Math/AMath 516: Numerical Optimization

Jim Burke

Spring 1999, Tuesday/Thursday 8:00-9:15 AM

A mathematical optimization problem is one in which a given function is either minimized or maximized relative to some set or range of choices available in a given situation. Optimization problems arise in a multitude of ways as a means of solving problems in engineering design, portfolio design, system management, and in the modeling physical and behavioral phenomena. AMath/Math 516 is an introductory course in numerical methods for continuous optimization in finite dimensions. The course is designed as a sequel to AMath/Math/IND E 515 (Fundamentals of Optimization). In 515 the basic theory for continuous optimization problems is developed: optimality conditions are developed for both constrained and unconstrained problems, regularity conditions (or constraint qualifications) are developed, and the role of convexity is explored. Some numerical techniques are also examined in 515. But this is done primarily to illustrate and motivate the theoretical development.

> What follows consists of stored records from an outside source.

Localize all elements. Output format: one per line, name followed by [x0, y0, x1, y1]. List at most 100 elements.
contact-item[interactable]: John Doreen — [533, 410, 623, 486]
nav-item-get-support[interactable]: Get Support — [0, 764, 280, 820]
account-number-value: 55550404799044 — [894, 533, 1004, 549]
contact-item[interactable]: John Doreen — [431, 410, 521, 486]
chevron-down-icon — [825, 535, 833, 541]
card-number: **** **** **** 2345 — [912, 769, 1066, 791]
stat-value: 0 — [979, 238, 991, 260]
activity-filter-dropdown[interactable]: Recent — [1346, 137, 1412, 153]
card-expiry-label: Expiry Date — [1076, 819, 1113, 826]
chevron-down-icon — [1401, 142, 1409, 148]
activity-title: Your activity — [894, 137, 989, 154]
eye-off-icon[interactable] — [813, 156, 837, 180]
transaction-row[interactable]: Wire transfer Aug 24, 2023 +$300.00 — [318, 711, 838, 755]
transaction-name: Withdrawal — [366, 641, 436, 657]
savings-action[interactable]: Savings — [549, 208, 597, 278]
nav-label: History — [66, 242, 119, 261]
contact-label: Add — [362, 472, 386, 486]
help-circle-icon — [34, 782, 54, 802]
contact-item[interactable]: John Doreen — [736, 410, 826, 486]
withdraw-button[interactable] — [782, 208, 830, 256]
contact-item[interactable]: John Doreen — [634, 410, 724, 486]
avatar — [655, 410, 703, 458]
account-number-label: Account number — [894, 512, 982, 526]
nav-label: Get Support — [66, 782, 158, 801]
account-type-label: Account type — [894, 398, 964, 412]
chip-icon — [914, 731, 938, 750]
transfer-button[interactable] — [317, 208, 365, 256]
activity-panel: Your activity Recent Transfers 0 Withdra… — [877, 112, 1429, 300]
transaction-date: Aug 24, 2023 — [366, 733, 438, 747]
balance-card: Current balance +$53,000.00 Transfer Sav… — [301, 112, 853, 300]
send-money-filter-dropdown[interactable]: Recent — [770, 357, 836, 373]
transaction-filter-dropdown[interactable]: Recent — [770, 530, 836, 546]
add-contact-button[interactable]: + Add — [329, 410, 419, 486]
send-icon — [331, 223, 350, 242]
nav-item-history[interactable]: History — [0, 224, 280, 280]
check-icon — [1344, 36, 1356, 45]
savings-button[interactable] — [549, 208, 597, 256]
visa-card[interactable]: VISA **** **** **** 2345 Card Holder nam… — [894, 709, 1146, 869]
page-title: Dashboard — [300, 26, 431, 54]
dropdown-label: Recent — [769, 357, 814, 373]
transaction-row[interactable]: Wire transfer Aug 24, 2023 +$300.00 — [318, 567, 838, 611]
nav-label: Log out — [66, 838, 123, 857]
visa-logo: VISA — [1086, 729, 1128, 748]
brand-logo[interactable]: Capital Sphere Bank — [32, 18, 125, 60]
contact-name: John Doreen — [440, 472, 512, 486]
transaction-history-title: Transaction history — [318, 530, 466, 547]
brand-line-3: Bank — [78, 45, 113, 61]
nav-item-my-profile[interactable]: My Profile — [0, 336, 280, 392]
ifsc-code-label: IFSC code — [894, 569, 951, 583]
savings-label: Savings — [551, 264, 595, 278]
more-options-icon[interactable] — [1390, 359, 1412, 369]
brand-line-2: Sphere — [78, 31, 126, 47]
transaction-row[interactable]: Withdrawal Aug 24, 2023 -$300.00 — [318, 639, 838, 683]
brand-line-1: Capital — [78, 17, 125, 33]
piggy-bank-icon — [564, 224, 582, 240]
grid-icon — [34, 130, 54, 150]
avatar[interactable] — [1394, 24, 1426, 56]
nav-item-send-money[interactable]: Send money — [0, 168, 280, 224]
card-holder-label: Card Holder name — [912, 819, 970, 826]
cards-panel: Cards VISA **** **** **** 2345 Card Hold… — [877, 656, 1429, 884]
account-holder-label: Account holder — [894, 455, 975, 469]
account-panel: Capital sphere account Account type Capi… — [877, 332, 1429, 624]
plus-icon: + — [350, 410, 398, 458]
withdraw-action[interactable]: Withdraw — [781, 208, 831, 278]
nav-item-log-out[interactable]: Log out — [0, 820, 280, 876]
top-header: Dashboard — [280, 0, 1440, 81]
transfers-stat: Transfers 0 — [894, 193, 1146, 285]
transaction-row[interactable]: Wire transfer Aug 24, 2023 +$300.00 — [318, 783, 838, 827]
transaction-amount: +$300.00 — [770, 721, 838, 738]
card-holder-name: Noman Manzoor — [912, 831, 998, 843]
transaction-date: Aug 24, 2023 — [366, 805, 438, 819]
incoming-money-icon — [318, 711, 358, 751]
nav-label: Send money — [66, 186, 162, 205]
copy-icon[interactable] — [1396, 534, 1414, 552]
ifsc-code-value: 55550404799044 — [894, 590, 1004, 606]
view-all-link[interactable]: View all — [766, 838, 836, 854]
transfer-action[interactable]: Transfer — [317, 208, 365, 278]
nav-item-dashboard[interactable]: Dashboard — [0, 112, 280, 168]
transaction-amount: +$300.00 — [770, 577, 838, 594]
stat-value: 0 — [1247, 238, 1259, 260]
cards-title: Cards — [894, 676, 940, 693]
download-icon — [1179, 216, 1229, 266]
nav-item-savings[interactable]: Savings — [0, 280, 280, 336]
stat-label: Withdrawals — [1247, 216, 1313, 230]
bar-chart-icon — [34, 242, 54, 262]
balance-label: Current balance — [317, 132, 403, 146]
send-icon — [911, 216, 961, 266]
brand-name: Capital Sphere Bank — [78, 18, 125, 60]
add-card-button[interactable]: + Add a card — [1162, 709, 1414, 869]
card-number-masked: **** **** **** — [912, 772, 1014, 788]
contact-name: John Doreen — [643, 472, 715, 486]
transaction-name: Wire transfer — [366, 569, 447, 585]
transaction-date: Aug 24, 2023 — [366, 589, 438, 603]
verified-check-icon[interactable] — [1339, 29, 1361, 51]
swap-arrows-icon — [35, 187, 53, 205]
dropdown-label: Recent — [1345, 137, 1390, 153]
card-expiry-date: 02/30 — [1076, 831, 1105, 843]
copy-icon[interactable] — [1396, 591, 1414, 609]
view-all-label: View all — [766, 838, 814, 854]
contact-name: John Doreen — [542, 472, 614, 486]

AMath/Math 516 begins with a detailed discussion of the basic convergence theory for numerical methods of optimization. Both global and local theories are developed. Special attention is given to descent methods based on exact first-order information and approximate second-order information. The basic line-search and trust region methodologies are examined. Generalizations to nondifferentiable functions in composite format are also studied. The study of constrained methods begins with a review of interior point path following methodology for linear programs, quadratic programs, and the monotone linear complementarity problem. This is followed by a review of gradient projection methods, penalty methods, and multiplier methods for constrained optimization problems.

The course is graded on students performance on a mixture of problem sets and programming assignments. All programming is to be done in Matlab.